La sentenza che condanna "cicciotto e ' mezzanotte", il boss dei casalesi Bidognetti, ha suscitato grande soddisfazione. I telegiornali si sono dati da fare, con titoli e servizi, a mostrare, nell'ordalia dei media, la giusta vendetta contro uno di quelli che ha contribuito ad inquinare ed avvelenare, per gli anni a venire, popolazione, animali ed ambiente. Destinando una parte della Campania felix alla morte.
Eppure, salve rarissime eccezioni, nessuno si è posto una domanda fondamentale: a chi appartengono quei rifiuti? Verranno condannati allo stesso modo coloro che, dei casalesi, si sono serviti per sversare a basso costo (e quindi fare dei profitti sulla pelle altrui) rifiuti tossici in Campania?
Su questo blog qualche giorno fa abbiamo pubblicato alcune intercettazioni di un pentito di camorra relativo alle aziende del nord che hanno approfittato del servizio low cost dei casalesi.
Oggi il Fatto Quotidiano mi ha rinfrescato, giustappunto, la memoria su uno di quegli attori.
L'Acna di Cengio, azienda di coloranti fu assunta a modello per lo smaltimento dei rifiuti. Come modello anche per quei terroni (ricordate il video di Radio Padania per insegnarci a fare la raccolta differenziata) che non erano in grado neanche di smaltire quattro bicchieri di plastica.

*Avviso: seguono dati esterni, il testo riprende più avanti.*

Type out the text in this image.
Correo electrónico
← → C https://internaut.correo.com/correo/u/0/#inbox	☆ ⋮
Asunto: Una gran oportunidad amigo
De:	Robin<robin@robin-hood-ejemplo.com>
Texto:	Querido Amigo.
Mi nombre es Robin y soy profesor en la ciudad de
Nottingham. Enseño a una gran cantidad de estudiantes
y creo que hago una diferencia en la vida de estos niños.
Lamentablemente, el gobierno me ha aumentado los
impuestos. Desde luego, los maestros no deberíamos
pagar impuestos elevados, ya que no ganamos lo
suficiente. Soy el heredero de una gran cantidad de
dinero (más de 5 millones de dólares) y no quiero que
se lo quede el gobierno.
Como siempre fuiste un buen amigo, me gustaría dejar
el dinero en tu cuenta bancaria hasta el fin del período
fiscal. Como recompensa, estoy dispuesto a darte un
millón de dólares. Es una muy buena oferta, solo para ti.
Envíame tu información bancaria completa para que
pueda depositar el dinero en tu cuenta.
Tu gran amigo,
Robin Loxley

Sapete dove sono andati a finire 30 mila e 600 tonnellate di rifiuti tossici dell'Acna di Cengio, tra il 1987 e il 1991? A Giugliano, in Campania, terza città per numero di abitanti. Un inquinamento che perdurerà fino al 2080, col picco nel 2064. Un'intera generazione in fila, sotto alla ghigliottina, in attesa del boia che inevitabilmente taglierà la testa. Un'area quella tra le province di Napoli e Caserta, dove l'incidenza dei tumori ha suscitato l'allarme perfino dell'organizzazione mondiale della sanità (in Italia un ministro della salute,sostenne che questa connessione era da provare e certe malattie avrebbero potuto anche essere causate da cattiva alimentazione!! sic!!)
A ciò si aggiungono 58 mila tonnellate di percolato che stanno penetrando il sottosuolo, inquinando terreni che un tempo erano tra i più fertili e produttivi d'Italia (la provincia di Caserta era chiamata, prima del 1861, "terra di lavoro"). Oltre ai roghi tossici abusivi che seminano diossina in quantità industriali, quotidianamente, nelle medesime zone, in quella che viene definita "la terra dei fuochi".
E mentre il nord operoso è modello di sviluppo per lo smaltimento di rifiuti, a nord di Napoli, si attende una "bonifica" (voi ci credete? io no) che anticipi l'ecatombe.